CYPRIAN:
Would you for your
Part, marry her?

FLORO:
Such is my confidence.

CYPRIAN:
And you?

LELIO:
Oh! would that I could lift my hope
So high, for though she is extremely poor, _275
Her virtue is her dowry.

CYPRIAN:
And if you both
Would marry her, is it not weak and vain,
Culpable and unworthy, thus beforehand
To slur her honour?

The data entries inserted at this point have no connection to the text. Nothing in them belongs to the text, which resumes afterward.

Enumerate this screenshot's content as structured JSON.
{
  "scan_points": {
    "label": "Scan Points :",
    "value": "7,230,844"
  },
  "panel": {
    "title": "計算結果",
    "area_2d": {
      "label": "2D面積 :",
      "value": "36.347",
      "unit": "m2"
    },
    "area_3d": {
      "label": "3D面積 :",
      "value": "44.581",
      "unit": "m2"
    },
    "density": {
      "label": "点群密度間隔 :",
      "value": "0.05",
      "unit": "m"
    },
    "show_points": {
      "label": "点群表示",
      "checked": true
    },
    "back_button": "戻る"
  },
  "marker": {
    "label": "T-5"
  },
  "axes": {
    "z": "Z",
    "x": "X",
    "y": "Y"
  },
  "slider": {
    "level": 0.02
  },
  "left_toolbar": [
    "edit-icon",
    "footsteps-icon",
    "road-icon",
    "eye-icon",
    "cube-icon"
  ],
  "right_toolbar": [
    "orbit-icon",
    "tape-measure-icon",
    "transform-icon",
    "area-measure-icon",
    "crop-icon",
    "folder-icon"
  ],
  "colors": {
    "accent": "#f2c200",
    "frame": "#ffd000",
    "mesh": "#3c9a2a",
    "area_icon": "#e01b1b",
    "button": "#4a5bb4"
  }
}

What would the world say
If one should slay the other, and if she _280
Should afterwards espouse the murderer?

[THE RIVALS AGREE TO REFER THEIR QUARREL TO CYPRIAN; WHO IN CONSEQUENCE VISITS JUSTINA, AND BECOMES ENAMOURED OF HER; SHE DISDAINS HIM, AND HE RETIRES TO A SOLITARY SEA-SHORE.]

SCENE 2.

CYPRIAN:
O memory! permit it not
That the tyrant of my thought
Be another soul that still
Holds dominion o’er the will,
That would refuse, but can no more, _5
To bend, to tremble, and adore.
Vain idolatry!—I saw,
And gazing, became blind with error;
Weak ambition, which the awe
Of her presence bound to terror! _10
So beautiful she was—and I,
Between my love and jealousy,
Am so convulsed with hope and fear,
Unworthy as it may appear;—
So bitter is the life I live, _15
That, hear me, Hell! I now would give
To thy most detested spirit
My soul, for ever to inherit,
To suffer punishment and pine,
So this woman may be mine. _20
Hear’st thou, Hell! dost thou reject it?
My soul is offered!

DAEMON (UNSEEN):
I accept it.

[TEMPEST, WITH THUNDER AND LIGHTNING.]